As they explained in Nature Genetics today, Halldorsson, Stefansson, and their colleagues analyzed genome sequence reads for 15,219 Icelanders, using PopIns to track down reads that did not readily align with the human reference genome or to known bacterial or viral genomes. After weeding out private and fixed mutations, the team was left with candidate NRNRs that were subsequently tested by imputation in 151,677 genotyped individuals from Iceland — a search that led to more than 6,700 apparent NRNR markers.
When they took a closer look at stretches of sequence tagged by such markers, the researchers narrowed in on potential NRNRs spanning nearly 327,000 bases, which they attempted to map back to chimp and human genomes based on breakpoint sequences.
Overall, the team tracked down 3,791 breakpoint-resolved NRNRs, with most of the NRNRs larger than 200 bases turning up in the chimpanzee genome. Based on almost 18,000 markers from prior GWAS, coupled with Icelander genotypes, the group noted that at least 149 NRNRs overlapped with loci linked to human diseases or traits. And using data from case-control studies done by Decode Genetics, the researchers identified a myocardial infarction-related NRNR on chromosome 17 that also appeared to be associated with decreased heart attack risk in samples from a large heart disease consortium.

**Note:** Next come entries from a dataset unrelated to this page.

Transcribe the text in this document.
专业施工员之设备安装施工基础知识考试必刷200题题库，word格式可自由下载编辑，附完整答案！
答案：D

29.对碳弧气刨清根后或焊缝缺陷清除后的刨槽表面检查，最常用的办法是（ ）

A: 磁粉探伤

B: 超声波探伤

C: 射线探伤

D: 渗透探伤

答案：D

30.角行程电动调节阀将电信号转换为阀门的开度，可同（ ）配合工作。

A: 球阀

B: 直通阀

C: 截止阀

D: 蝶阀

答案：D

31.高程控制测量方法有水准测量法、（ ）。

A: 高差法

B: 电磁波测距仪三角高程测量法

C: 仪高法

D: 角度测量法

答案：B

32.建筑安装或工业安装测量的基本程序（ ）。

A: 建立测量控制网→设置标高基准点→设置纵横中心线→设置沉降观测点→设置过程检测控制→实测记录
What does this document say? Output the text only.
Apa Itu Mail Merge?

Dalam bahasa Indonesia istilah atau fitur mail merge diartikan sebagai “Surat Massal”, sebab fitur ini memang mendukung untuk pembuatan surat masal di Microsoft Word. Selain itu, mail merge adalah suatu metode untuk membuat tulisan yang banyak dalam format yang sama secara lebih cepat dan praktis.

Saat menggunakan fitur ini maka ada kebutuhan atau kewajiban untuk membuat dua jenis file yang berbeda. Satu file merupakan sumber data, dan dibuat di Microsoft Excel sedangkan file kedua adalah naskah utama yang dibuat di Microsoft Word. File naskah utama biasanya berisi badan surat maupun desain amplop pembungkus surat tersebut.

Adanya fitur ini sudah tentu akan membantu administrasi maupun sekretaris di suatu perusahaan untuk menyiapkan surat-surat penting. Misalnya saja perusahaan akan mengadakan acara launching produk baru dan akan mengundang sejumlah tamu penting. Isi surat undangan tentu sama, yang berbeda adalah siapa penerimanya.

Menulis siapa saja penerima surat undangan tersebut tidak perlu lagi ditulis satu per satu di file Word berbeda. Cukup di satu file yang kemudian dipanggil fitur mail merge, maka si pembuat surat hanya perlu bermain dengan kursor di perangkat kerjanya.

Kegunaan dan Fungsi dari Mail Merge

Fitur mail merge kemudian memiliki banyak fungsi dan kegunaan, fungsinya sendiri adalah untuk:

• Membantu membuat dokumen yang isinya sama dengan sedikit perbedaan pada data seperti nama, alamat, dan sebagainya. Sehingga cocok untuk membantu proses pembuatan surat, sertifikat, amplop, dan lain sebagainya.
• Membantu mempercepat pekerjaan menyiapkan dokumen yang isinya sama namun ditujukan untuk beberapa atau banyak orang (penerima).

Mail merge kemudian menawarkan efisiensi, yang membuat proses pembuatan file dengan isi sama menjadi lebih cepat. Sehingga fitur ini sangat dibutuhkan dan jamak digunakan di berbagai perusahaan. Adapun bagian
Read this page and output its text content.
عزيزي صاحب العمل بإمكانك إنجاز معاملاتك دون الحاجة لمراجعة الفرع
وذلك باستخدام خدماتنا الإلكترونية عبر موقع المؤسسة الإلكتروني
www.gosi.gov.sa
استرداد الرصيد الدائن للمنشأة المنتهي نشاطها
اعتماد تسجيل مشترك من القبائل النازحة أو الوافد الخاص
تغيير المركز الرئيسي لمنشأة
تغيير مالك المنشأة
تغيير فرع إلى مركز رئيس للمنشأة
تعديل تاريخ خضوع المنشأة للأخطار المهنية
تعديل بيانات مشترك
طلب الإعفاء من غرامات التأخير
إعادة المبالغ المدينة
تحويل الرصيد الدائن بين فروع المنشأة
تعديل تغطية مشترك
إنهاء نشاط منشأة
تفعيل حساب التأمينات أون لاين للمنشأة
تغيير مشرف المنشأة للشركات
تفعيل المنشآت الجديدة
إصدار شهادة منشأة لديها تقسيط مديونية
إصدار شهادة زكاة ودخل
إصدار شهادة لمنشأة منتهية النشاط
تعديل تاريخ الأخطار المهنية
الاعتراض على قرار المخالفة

Though the researchers conceded that it will be daunting to include all human sequences into a single reference genome, particularly when sequences are depicted in a linear manner, they called for efforts to update the reference genome in ways that reflect NRNRs present across human populations.
"While the reference genome in its linear form lacks some human sequence, the NRNR sequences discovered in this study are not truly novel. Most are either ancestral or translocations of human reference sequence," the authors wrote. "If the NRNR sequences are confirmed in other populations, we recommend that they be included in future releases of the reference."